Which best describes you?


Have you checked your mental health?

If someone cuts you off in traffic, are you immediately angry, impartial, or empathetic? A simple question, a common situation, but your answer can tell you a lot about the state of your mental health. Of course, you should be justified in feeling defensive from time to time, but if you regularly arrive to your destination with blood boiling, that can't be good for your stress levels.

According to the National Alliance on Mental Illness (NAMI), 1 in 5 adults experiences mental illness such as depression and anxiety in a given year, but nearly 60 percent don't receive mental health services. Frustrations with life's challenges can start out innocent enough, but can quickly spiral into substance abuse, disability, lost earnings, disease, and suicide when deep-seated issues are ignored.

Personally, I follow a three-pronged approach to health and wellness: physical, mental and spiritual. Holding my mental health to as high a standard as physical health and spiritual practice can be a costly investment.

Some individuals and families may have found temporary budget relief in the mental and behavioral health services covered by the Affordable Care Act. With those health benefits going away, I encourage Wisconsinites to look into our many local mental health organizations to find the resources that appeal to both your concerns and your wallet. NAMI Wisconsin is a great place to start, whether you are collecting information for yourself, your dependents, family members, or friends.

Mental Health Parity
What did not go away with the ACA was mental health parity, which means insurance companies need to give equal coverage of mental illnesses/substance abuse, and physical health services. Did you know there is a strong link between mental health and substance abuse? According to NAMI, among the 20.2 million adults in the U.S. who experienced a substance use disorder, 50.5 percent had a co-occurring mental illness.

Peter Brunzelle is a Waukesha-based recovery coach trainer and supervisor. He recently launched WISHOPE.org, a website with an interactive map to resources, education, and support for addiction and mental health concerns.

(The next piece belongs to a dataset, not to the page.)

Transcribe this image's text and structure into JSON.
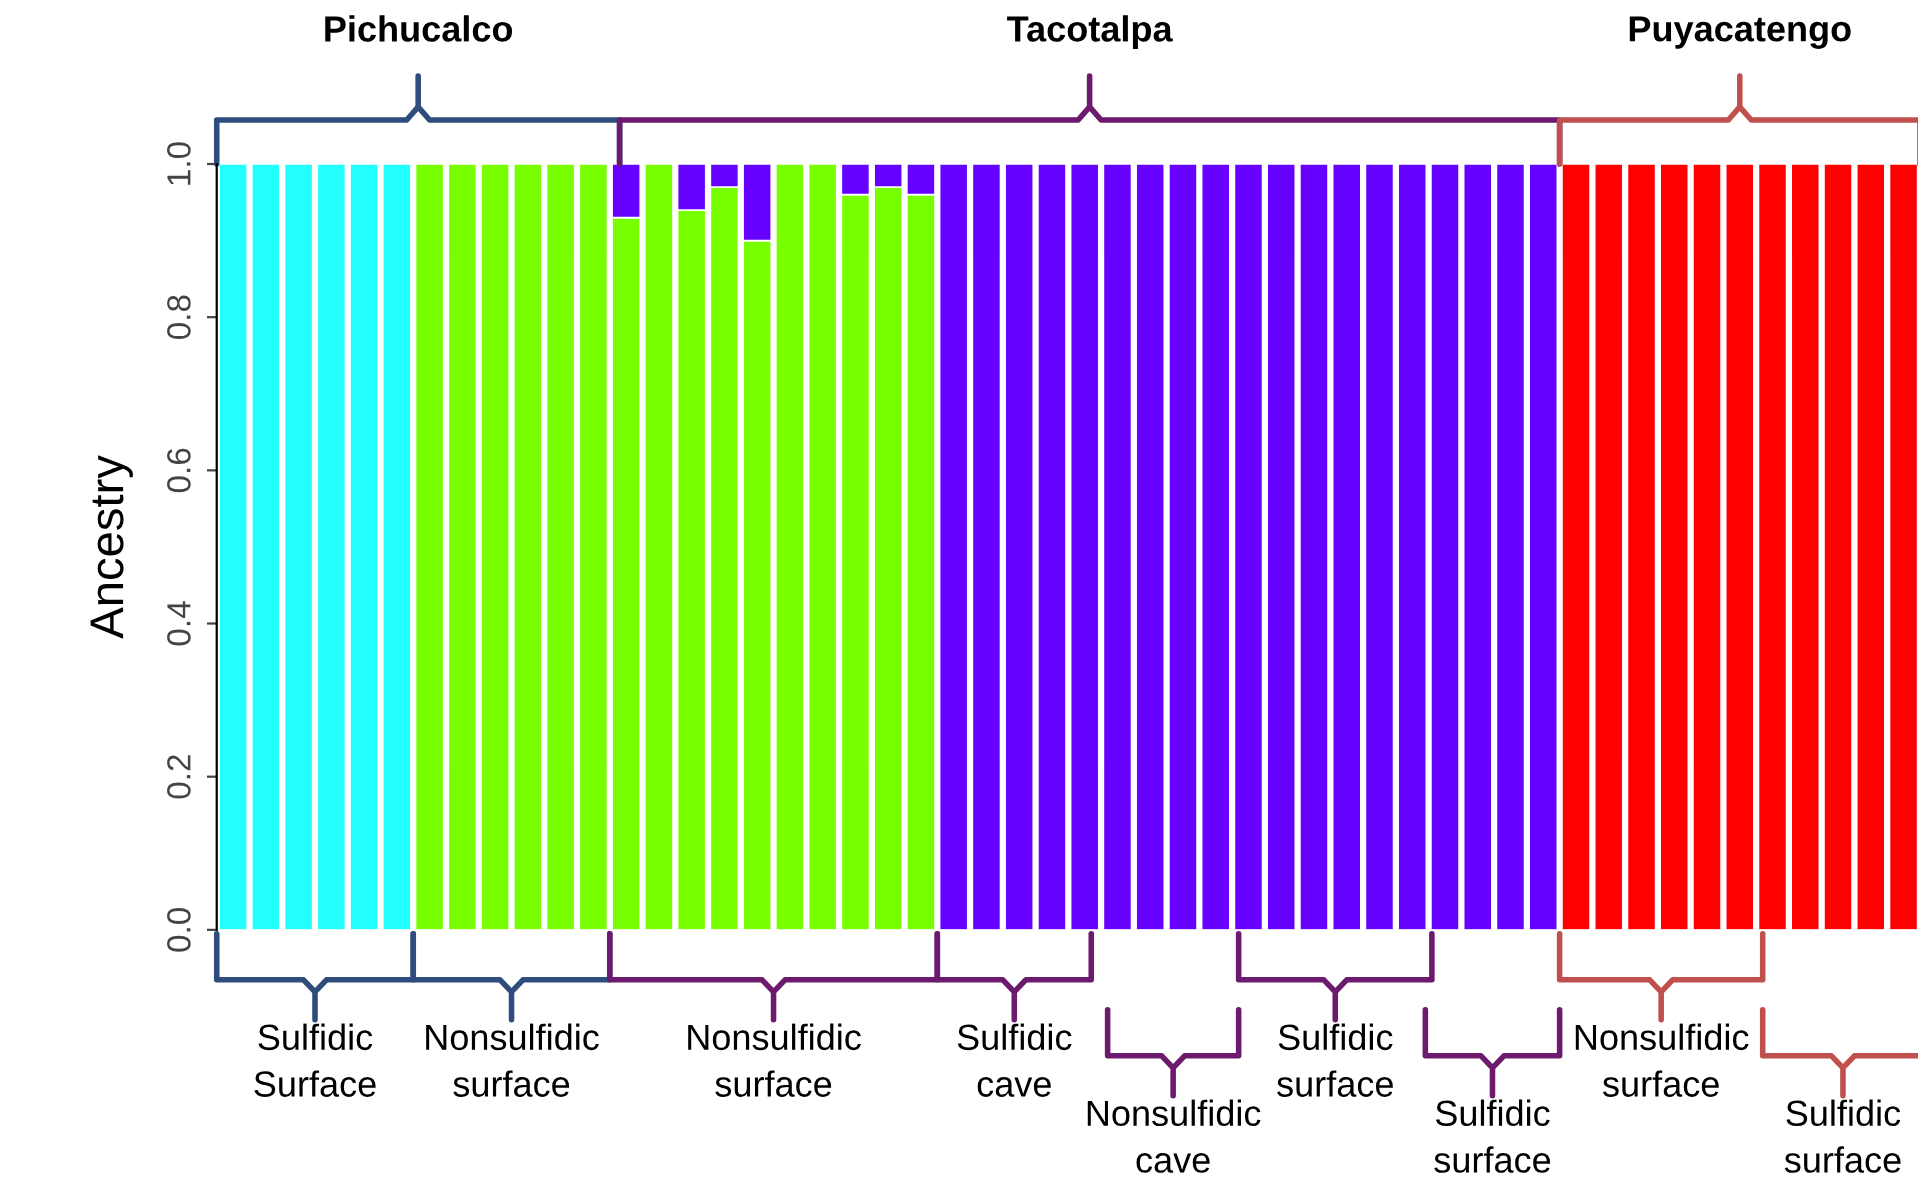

Brunzelle believes that communities need to tap into the specialized treatment programs available to truly make an impact on an individual's recovery.

"A heavy drug user with an eating disorder needs different care than a heavy drug user with bipolar disorder," Brunzelle says. "The program that will be most effective for these individuals combines specialized training and experience with therapies that are best used in those situations."

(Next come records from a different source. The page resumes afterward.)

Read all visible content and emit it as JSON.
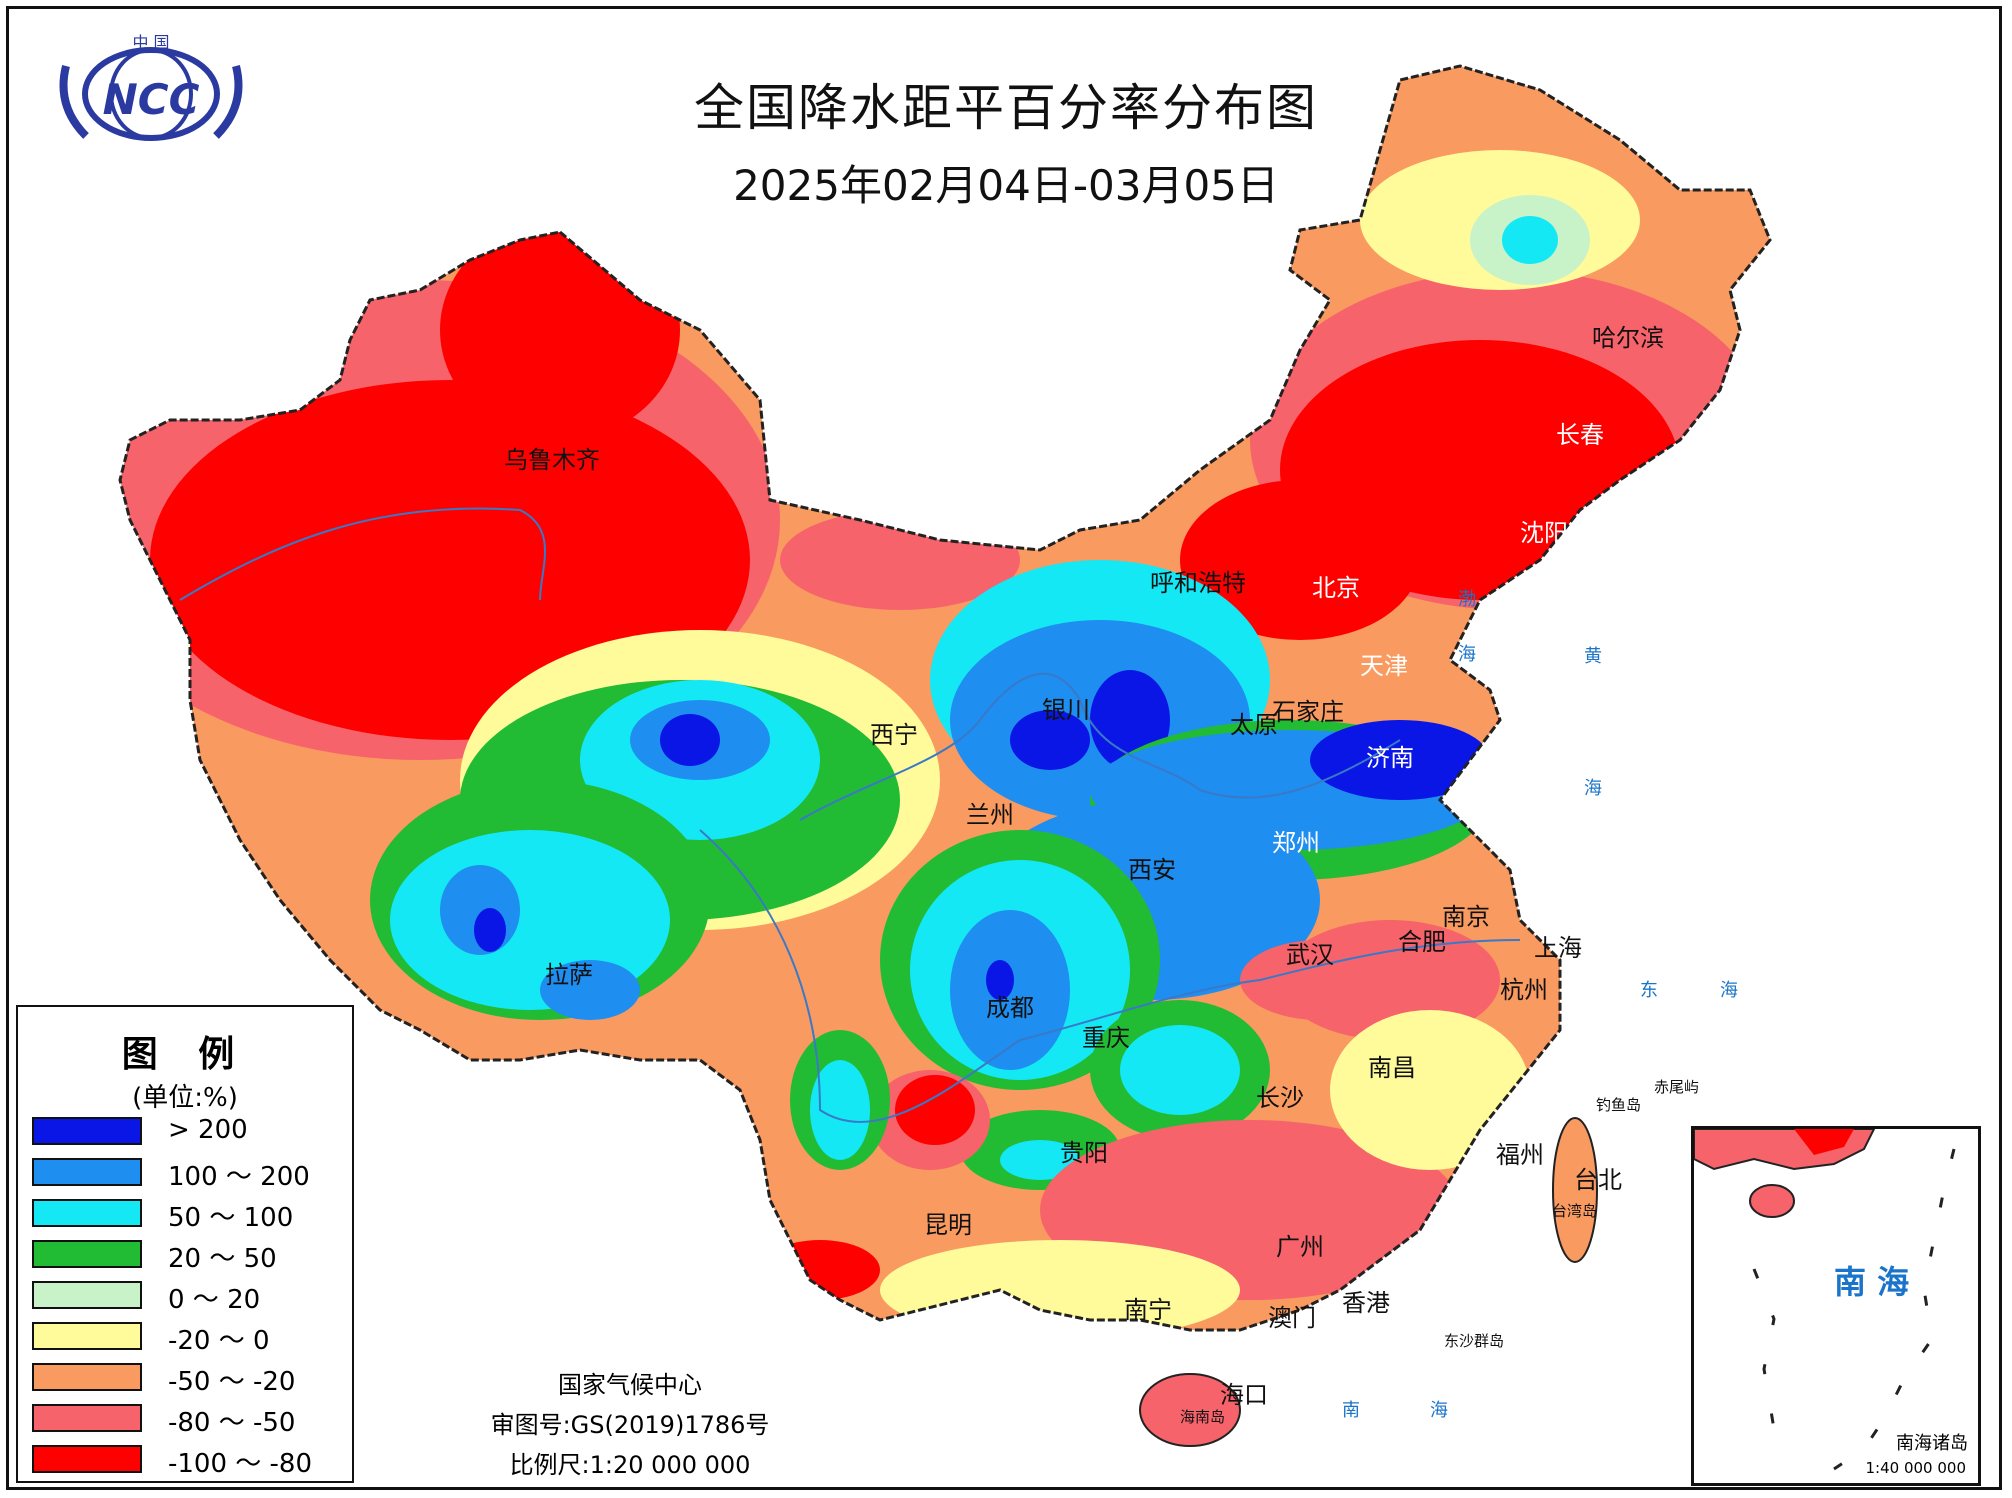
{
  "title": "全国降水距平百分率分布图",
  "date_range": "2025年02月04日-03月05日",
  "logo": {
    "text_top": "中 国",
    "text_main": "NCC",
    "icon": "ncc-globe-logo"
  },
  "colors": {
    "gt200": "#0a16e6",
    "100_200": "#1e8ef0",
    "50_100": "#14e8f4",
    "20_50": "#22bb34",
    "0_20": "#c8f2c8",
    "m20_0": "#fffb9a",
    "m50_m20": "#f99a60",
    "m80_m50": "#f6636a",
    "m100_m80": "#ff0000",
    "sea_text": "#1a74c9"
  },
  "legend": {
    "title": "图 例",
    "unit": "(单位:%)",
    "items": [
      {
        "label": "> 200",
        "color": "#0a16e6"
      },
      {
        "label": "100 ～ 200",
        "color": "#1e8ef0"
      },
      {
        "label": "50 ～ 100",
        "color": "#14e8f4"
      },
      {
        "label": "20 ～ 50",
        "color": "#22bb34"
      },
      {
        "label": "0 ～ 20",
        "color": "#c8f2c8"
      },
      {
        "label": "-20 ～ 0",
        "color": "#fffb9a"
      },
      {
        "label": "-50 ～ -20",
        "color": "#f99a60"
      },
      {
        "label": "-80 ～ -50",
        "color": "#f6636a"
      },
      {
        "label": "-100 ～ -80",
        "color": "#ff0000"
      }
    ]
  },
  "cities": {
    "urumqi": "乌鲁木齐",
    "hohhot": "呼和浩特",
    "beijing": "北京",
    "tianjin": "天津",
    "harbin": "哈尔滨",
    "changchun": "长春",
    "shenyang": "沈阳",
    "shijiazhuang": "石家庄",
    "taiyuan": "太原",
    "jinan": "济南",
    "yinchuan": "银川",
    "xining": "西宁",
    "lanzhou": "兰州",
    "zhengzhou": "郑州",
    "xian": "西安",
    "nanjing": "南京",
    "hefei": "合肥",
    "shanghai": "上海",
    "wuhan": "武汉",
    "hangzhou": "杭州",
    "lhasa": "拉萨",
    "chengdu": "成都",
    "chongqing": "重庆",
    "nanchang": "南昌",
    "changsha": "长沙",
    "guiyang": "贵阳",
    "fuzhou": "福州",
    "taipei": "台北",
    "kunming": "昆明",
    "guangzhou": "广州",
    "nanning": "南宁",
    "macau": "澳门",
    "hongkong": "香港",
    "haikou": "海口"
  },
  "places": {
    "taiwan_island": "台湾岛",
    "diaoyu": "钓鱼岛",
    "chiwei": "赤尾屿",
    "dongsha": "东沙群岛",
    "hainan_island": "海南岛"
  },
  "seas": {
    "bohai_1": "渤",
    "bohai_2": "海",
    "yellow_1": "黄",
    "yellow_2": "海",
    "east_1": "东",
    "east_2": "海",
    "south_1": "南",
    "south_2": "海"
  },
  "footer": {
    "org": "国家气候中心",
    "review_no": "审图号:GS(2019)1786号",
    "scale": "比例尺:1:20 000 000"
  },
  "inset": {
    "sea": "南 海",
    "name": "南海诸岛",
    "scale": "1:40 000 000"
  }
}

Many resources in the state offer sliding scales of care so it is possible to get the treatment you want. WISHOPE.org helps narrow options down, from outpatient to residential, from mental health services to addiction and behavioral health. "A lot of people don't know about or don't have access to professional resources they could use to improve their mental health and overall wellness," Brunzelle says. "As a society I would think that is a goal."

A Focus on Teens
Also consider how we can help stop an epidemic among our children and teens. For many reasons – academics, sports, music, relationships, gender, sexuality, online social networks – our communities are struggling to support our children as they navigate their formative years.

An organization near and dear to me is REDgen, a Milwaukee-based group fostering active community conversations around what it means to live a healthy, balanced life with authentic success. It was an idea born out of the duty of care after an increase in teen suicides. School and university educators, community members, interfaith leaders, and health professionals work together to host local events and promote local resources in the areas of resiliency education, mental health support and suicide prevention.

It is heartbreaking to know that mental illness is both preventable and treatable in adults, teens and children, but many individuals are prohibited by costs, denial, or fear. Help make a positive change for yourself, your family, or your community by tapping into these available resources.